The cannons also needed to be aligned correctly to each Apache airframe. They slipped out of alignment for a variety of reasons and needed, every so often, to undergo ‘dynamic harmonisation’-a little like getting the wheels of your car balanced down at Kwik Fit.
I’d slept badly; it hadn’t helped that Mick had snored like a pig all night and KAF still stank like a sewer. But the cookhouse brightened my day; it served some of the best food I’d ever eaten in a military camp.
Jon, Billy and I strolled over to the Joint Helicopter Force Afghanistan (JHF(A)) Headquarters, a Nissen hut where the CO and his team were busy working out what needed to be done to bring the squadron up to ramming speed. With Apaches still rolling off C-17s inbound from the UK, the priority was still to ensure the aircraft were performing as they were supposed to after reassembly.
The aircraft were put together by the technicians in concrete bays, protected by rows of Hesco Bastion barricades, a kilometre away, close to the north threshold of KAF’s main runway. The five given over to our aircraft sat in the full glare of the Afghan sun; temperatures routinely reached forty-seven degrees, although working in the cockpit, where the rays were magnified, they generally exceeded fifty.
Over the next week, the race was on to get the aircraft ready before the Taliban got busy again. ‘Hot and high’ was bad news and Afghanistan had both-heat that could fry your brains and mountains that stretched towards the sky.
Helicopters hate heat and most do not perform well at altitude. We used a temperature and pressure chart to come up with a daily ‘density altitude’ that we adjusted according to the conditions. Thank
God for the 30 per cent additional power our British Apaches got from their Rolls-Royce engines. The Americans had to remove the Longbow radar from their Apaches and still lacked the power to get above 10,000 feet with a full range of weapons.
Some of the peak temperatures still pushed us extremely close to our limits. The Apache was initially cleared not to exceed forty degrees. On most days, we’d seen the needle creep closer to fifty. We were in uncharted territory. It would be bad enough to lose an aircraft due to enemy action; it would be criminal if we lost one because we’d just not paid enough attention to the climatic conditions.
Getting the weapons aligned was a slow, methodical operation. I’d devised the method myself after the IPT gave us a no-show on a solution. In one particular Apache, the left launcher was found to be one and a half degrees low, which would have resulted in its rockets falling almost 700 metres short of their target. The right launcher, on the other hand, would have dispatched its ordnance more than 300 metres long; the total dispersal area would have been a kilometre wide. We would have been inviting catastrophe every time we fired: a blue-on-blue of headline-grabbing proportions.

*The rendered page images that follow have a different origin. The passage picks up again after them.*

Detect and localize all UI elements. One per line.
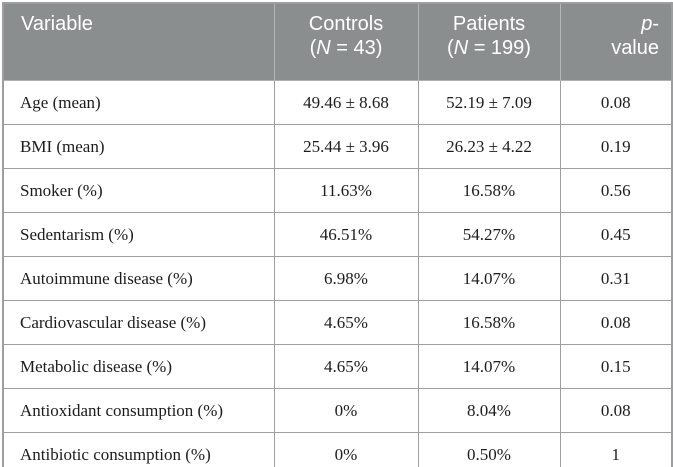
patients-n-rest: = 199) [468, 37, 531, 59]
column-header-controls-title: Controls [308, 13, 384, 35]
row-label: Cardiovascular disease (%) [2, 300, 275, 345]
patients-value: 14.07% [417, 344, 561, 389]
table-row: Cardiovascular disease (%) 4.65% 16.58% … [2, 300, 673, 345]
table-row: Smoker (%) 11.63% 16.58% 0.56 [2, 168, 673, 213]
patients-n-symbol: N [453, 37, 469, 59]
controls-value: 4.65% [273, 300, 419, 345]
table-body: Age (mean) 49.46 ± 8.68 52.19 ± 7.09 0.0… [2, 80, 673, 467]
row-label: Autoimmune disease (%) [2, 256, 275, 301]
p-value: 0.15 [559, 344, 673, 389]
controls-value: 4.65% [273, 344, 419, 389]
p-value: 0.08 [559, 388, 673, 433]
column-header-p-line1: p- [561, 12, 659, 36]
p-value: 0.45 [559, 212, 673, 257]
row-label: Antibiotic consumption (%) [2, 432, 275, 467]
controls-n-open: ( [309, 37, 317, 59]
controls-value: 0% [273, 432, 419, 467]
p-value: 0.08 [559, 80, 673, 125]
row-label: Metabolic disease (%) [2, 344, 275, 389]
patients-value: 52.19 ± 7.09 [417, 80, 561, 125]
p-value: 0.19 [559, 124, 673, 169]
controls-n-rest: = 43) [330, 37, 383, 59]
row-label: BMI (mean) [2, 124, 275, 169]
table-row: Age (mean) 49.46 ± 8.68 52.19 ± 7.09 0.0… [2, 80, 673, 125]
column-header-variable: Variable [3, 3, 275, 81]
row-label: Age (mean) [2, 80, 275, 125]
p-value: 0.56 [559, 168, 673, 213]
row-label: Antioxidant consumption (%) [2, 388, 275, 433]
table-row: Sedentarism (%) 46.51% 54.27% 0.45 [2, 212, 673, 257]
p-value: 1 [559, 432, 673, 467]
column-header-p-value: p- value [560, 3, 672, 81]
table-row: BMI (mean) 25.44 ± 3.96 26.23 ± 4.22 0.1… [2, 124, 673, 169]
row-label: Sedentarism (%) [2, 212, 275, 257]
patients-value: 16.58% [417, 168, 561, 213]
controls-value: 49.46 ± 8.68 [273, 80, 419, 125]
column-header-patients-n: (N = 199) [419, 36, 560, 60]
patients-value: 0.50% [417, 432, 561, 467]
table-header-row: Variable Controls (N = 43) Patients (N =… [3, 3, 672, 81]
p-suffix: - [652, 13, 659, 35]
patients-value: 26.23 ± 4.22 [417, 124, 561, 169]
patients-value: 8.04% [417, 388, 561, 433]
p-value: 0.08 [559, 300, 673, 345]
controls-value: 46.51% [273, 212, 419, 257]
table-row: Antibiotic consumption (%) 0% 0.50% 1 [2, 432, 673, 467]
patients-value: 16.58% [417, 300, 561, 345]
p-value: 0.31 [559, 256, 673, 301]
controls-value: 25.44 ± 3.96 [273, 124, 419, 169]
controls-value: 11.63% [273, 168, 419, 213]
patients-n-open: ( [447, 37, 454, 59]
column-header-variable-label: Variable [21, 13, 93, 35]
column-header-patients: Patients (N = 199) [418, 3, 561, 81]
column-header-controls: Controls (N = 43) [274, 3, 419, 81]
table-row: Antioxidant consumption (%) 0% 8.04% 0.0… [2, 388, 673, 433]
controls-value: 6.98% [273, 256, 419, 301]
table-row: Autoimmune disease (%) 6.98% 14.07% 0.31 [2, 256, 673, 301]
column-header-patients-title: Patients [452, 13, 526, 35]
row-label: Smoker (%) [2, 168, 275, 213]
patients-value: 14.07% [417, 256, 561, 301]
controls-n-symbol: N [316, 37, 331, 59]
controls-value: 0% [273, 388, 419, 433]
column-header-controls-n: (N = 43) [275, 36, 418, 60]
patients-value: 54.27% [417, 212, 561, 257]
column-header-p-line2: value [611, 37, 659, 59]
p-symbol: p [641, 13, 653, 35]
table-row: Metabolic disease (%) 4.65% 14.07% 0.15 [2, 344, 673, 389]
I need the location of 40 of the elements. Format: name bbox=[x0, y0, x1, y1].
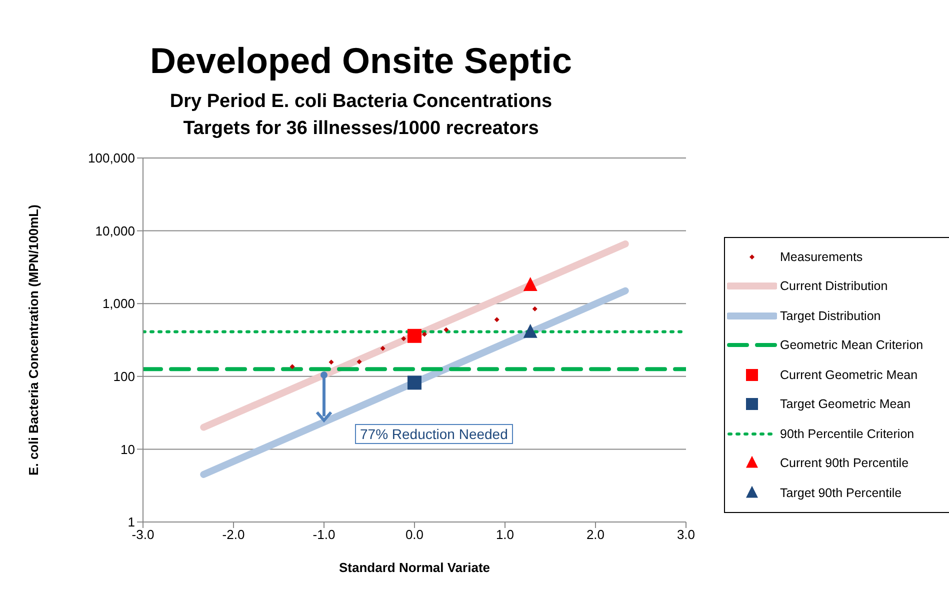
point bbox=[523, 324, 538, 338]
chart-subtitle: Dry Period E. coli Bacteria Concentrations Targets for 36 illnesses/1000 recreators bbox=[168, 90, 554, 141]
x-tick-label: 2.0 bbox=[586, 527, 605, 542]
x-tick-label: 1.0 bbox=[496, 527, 514, 542]
x-tick-label: -2.0 bbox=[222, 527, 245, 542]
chart-title: Developed Onsite Septic bbox=[148, 40, 574, 82]
x-tick-label: -3.0 bbox=[132, 527, 154, 542]
y-tick-label: 10,000 bbox=[95, 223, 135, 238]
point bbox=[523, 276, 538, 291]
point bbox=[380, 346, 386, 351]
legend-label: Measurements bbox=[780, 250, 863, 264]
x-tick-label: 3.0 bbox=[676, 527, 696, 542]
point bbox=[408, 328, 422, 343]
legend-label: Geometric Mean Criterion bbox=[780, 338, 924, 352]
y-tick-label: 10 bbox=[120, 442, 135, 457]
point bbox=[408, 376, 422, 390]
y-tick-label: 100 bbox=[113, 369, 135, 384]
y-tick-label: 1,000 bbox=[102, 296, 135, 312]
point bbox=[290, 364, 295, 370]
legend-label: Current Distribution bbox=[780, 279, 888, 294]
x-tick-label: 0.0 bbox=[405, 527, 424, 542]
point bbox=[328, 360, 334, 365]
legend-label: 90th Percentile Criterion bbox=[780, 426, 914, 441]
legend-label: Target Geometric Mean bbox=[780, 397, 911, 412]
point bbox=[401, 336, 406, 342]
x-tick-label: -1.0 bbox=[312, 527, 336, 542]
point bbox=[422, 332, 427, 337]
legend-label: Current Geometric Mean bbox=[780, 368, 918, 382]
y-tick-label: 100,000 bbox=[88, 150, 135, 166]
legend-label: Target Distribution bbox=[780, 308, 881, 323]
point bbox=[444, 327, 449, 332]
point bbox=[494, 317, 500, 322]
point bbox=[356, 359, 362, 364]
point bbox=[532, 306, 538, 312]
legend-label: Current 90th Percentile bbox=[780, 456, 909, 470]
y-tick-label: 1 bbox=[128, 514, 135, 530]
x-axis-title: Standard Normal Variate bbox=[339, 560, 490, 575]
legend-label: Target 90th Percentile bbox=[780, 486, 902, 500]
annotation: 77% Reduction Needed bbox=[355, 424, 513, 444]
y-axis-title: E. coli Bacteria Concentration (MPN/100mL) bbox=[25, 204, 42, 478]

The technicians were losing weight fast and getting blacker by the day as they struggled to push out as many hours as possible. I joined them in the sweltering bays, working side by side to ready the gunships. Getting the weapons sorted was no picnic in this heat and I eventually took a break in the groundies’ tent beside the flight line. Sheltered by a Hesco Bastion wall, it was a twelve foot square affair with no ends, a table and a few well-carved benches.
‘All right Taff? Mind if I grab some warm water?’
‘Get it quick,’ he said. ‘There’ll be none left when this lot finish.’
Four of the team were stuffing multiple king-size muffins into their mouths.
‘What on earth are they up to?’
‘Ah…’ His eyes gleamed. ‘That would be the Spunk-muffin Challenge, sir.’